La justice poignardée
Par Michel Huyette
Un juge des enfants du tribunal de Metz vient d'être poignardé dans son bureau par la mère d'un mineur qu'il venait de confier à un grand-parent.
La colère des magistrats est forte, et cela pour plusieurs raisons.
Il est certain que de nombreux professionnels, bien au-delà de la justice, exercent des fonctions qui les mettent dans des situations dangereuses. Il en va ainsi des policiers aux chauffeurs de bus, en passant par les infirmiers psychiatriques et les contrôleurs du travail…
Chacun de ces professionnels sait que s'il peut tenter de réduire les risques, il reste à la merci d'un geste imprévu qui peut l'atteindre physiquement, et qu'il n'existe aucun moyen conduisant à une protection permanente et absolue.
Mais là n'est plus le débat.
Aujourd'hui, une femme est entrée dans un palais de justice avec un couteau dans son sac. Or, à une époque où la plus petite et la mieux cachée des limes à ongle ne peut pas être introduite dans la salle d'embarquement d'un quelconque aéroport, même le plus provincial, rien, absolument rien, ne peut justifier qu'un couteau puisse être apporté dans un tribunal et que la personne qui le transporte ne soit pas contrôlée et bloquée avant d'aller plus loin que la porte d'entrée. Les moyens techniques existent pour déceler toutes formes d'armes ou d'objets pouvant servir à agresser, et ils sont immédiatement disponibles.
Alors pourquoi de tels incidents sont-ils encore possibles ? Il n'existe malheureusement qu'une réponse : parce que les gouvernants successifs en ont décidé ainsi.
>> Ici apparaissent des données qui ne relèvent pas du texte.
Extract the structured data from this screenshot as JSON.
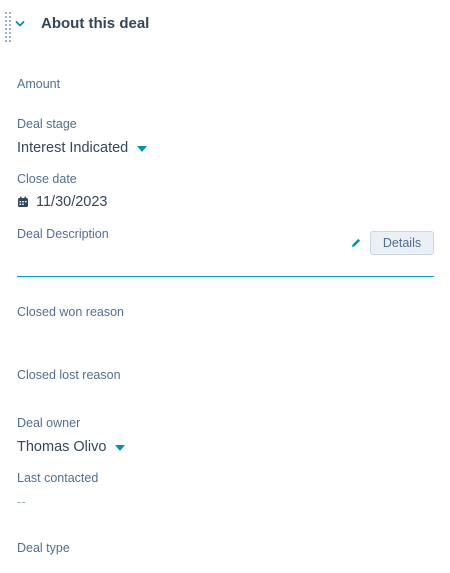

Voilà des décennies que les magistrats tirent la sonnette d'alarme, qu'ils dénoncent les agressions dont ils sont victimes avec des armes, qu'ils réclament la protection élémentaire des bâtiments.
Et cela fait tout autant de temps que l'on sait exactement comment protéger efficacement un bâtiment aussi bien que la salle d'un aéroport.
Si cela n'est pas fait, c'est que les uns après les autres les élus ont fait en pleine connaissance de cause le choix de ne pas accorder à la justice les moyens matériels indispensables pour assurer la protection des personnels, qu'ils ont décidé en sachant parfaitement ce qu'ils faisaient de ne tirer aucune conséquence rapide des agressions dont sont victimes les magistrats (sauf à énoncer les mêmes phrases stéréotypées, composées des mêmes mots, prononcées sur le même ton faussement compatissant, qui justifieraient que leur soit décernée la palme d'or de la langue de bois).
Si cela n'avait pas été le cas, voilà de nombreuses années que tous les palais de justice seraient équipés des matériels les plus modernes, et que le personnel nécessaire aurait été recruté pour assurer le contrôle et la fouille des visiteurs et des sacs.
Et même si quelques progrès ont été accomplis, ils sont très inégalement répartis, et certains bâtiments restent en tout ou partie sans aucune protection.
C'est pourquoi les fausses promesses et les discours sans lendemain des gouvernants successifs sont d'une certaine façon, pour les magistrats, encore plus insupportables que le coup de couteau de ce matin, car ils ouvrent la porte, demain, à de nouvelles agressions.